The rigorous review and recommendations from the independent and respected USPSTF carries weight. That’s because “Private insurers follow task force recommendations on what preventive care to cover, some at no out-of-pocket cost” under the Affordable Care Act, aka Obamacare, the AP noted.
In my practice, I see not only the harms that patients suffer while seeking medical services, but also the damages that can be inflicted on them due to over screening, over testing, over diagnoses — and misdiagnoses — and over treatment.
These medical excesses, experts estimate, add $200 billion in unnecessary expenses to our care, with over-treatment costing 30,000 lives a year of older (Medicare) patients alone. Look at your own bills and see how a routine, relatively inexpensive doctor visit can blow up with added testing costs. These might include tests for cholesterol (costing as much as $1,000), Vitamin D deficiency ($50 or so), diabetes (blood sugar $20), breast (mammograms, often covered by insurance but $20 to $60), or prostate cancer (PSA test $40).
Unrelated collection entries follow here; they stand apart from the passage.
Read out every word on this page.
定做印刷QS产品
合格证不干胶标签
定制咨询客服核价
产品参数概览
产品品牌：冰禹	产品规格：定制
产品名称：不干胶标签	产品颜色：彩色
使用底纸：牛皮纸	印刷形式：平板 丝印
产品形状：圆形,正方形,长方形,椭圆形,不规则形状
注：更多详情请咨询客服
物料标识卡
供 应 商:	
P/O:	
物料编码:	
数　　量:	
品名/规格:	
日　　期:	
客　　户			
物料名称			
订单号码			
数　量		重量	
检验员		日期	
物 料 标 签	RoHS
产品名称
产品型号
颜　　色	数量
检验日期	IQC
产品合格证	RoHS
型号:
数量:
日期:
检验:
To be sure, appropriate, timely medical tests and screens can be life-changing, even lifesaving. But experts—including Uncle Sam, the nonpartisan and independent Consumers Union, and more than two dozen leading groups representing an array of medical specialists—warn that American doctors and hospitals reflexively order too many tests whose potential harms outweigh their benefits.
When patients are subjected to needless procedures, they also increase their health care risks, especially with medical errors. Medical errors claim the lives of roughly 685 Americans per day — more people than die of respiratory disease, accidents, stroke and Alzheimer’s. That estimate comes from a team of researchers led by a professor of surgery at Johns Hopkins. It means medical errors rank as the third leading cause of death in the U.S., behind only heart disease and cancer.
Further, if doctors screen and test inappropriately or incorrectly, as occurs with BRCA and cancers, they can cause harm with misdiagnoses. Experts say that once in every nine minutes, someone in a U.S. hospital dies due to a medical diagnosis that was wrong or delayed. Roughly one in 10 patients with a serious disease is initially misdiagnosed. Diagnostic errors affect an estimated 12 million Americans each year and likely cause more harm to patients than all other medical errors combined. Misdiagnoses boost health costs through unnecessary tests, malpractice claims, and costs of treating patients who were sicker than diagnosed or didn’t have the diagnosed condition. Experts recently noted in a health care online report that inaccurate diagnoses waste upwards of $100 billion annually in the U.S. These estimates come from the Society to Improve Diagnosis in Medicine, a group of doctors, researchers, health care providers, advocates and others that seeks to improve practices in the field to benefit patients and their safety.
By the way, it is important to note the BRCA testing isn’t a “women’s issue.” Men should care about it for two reasons: First, males can pass the defective gene to children, whether or not the man gets cancer. Second, while the BRCA mutation usually hits women — with a five-fold higher risk of breast cancer and 10- to 30-times higher risk of ovarian cancer — men too with a defective BRCA gene have higher risks of some cancers, particularly colon, pancreas and prostate.
We’ve got a better handle now on how to screen, counsel, and test patients about BRCA. Now we have lots of work to do to apply that experience and knowledge to better patients’ health and reduce the injury and death of cancer.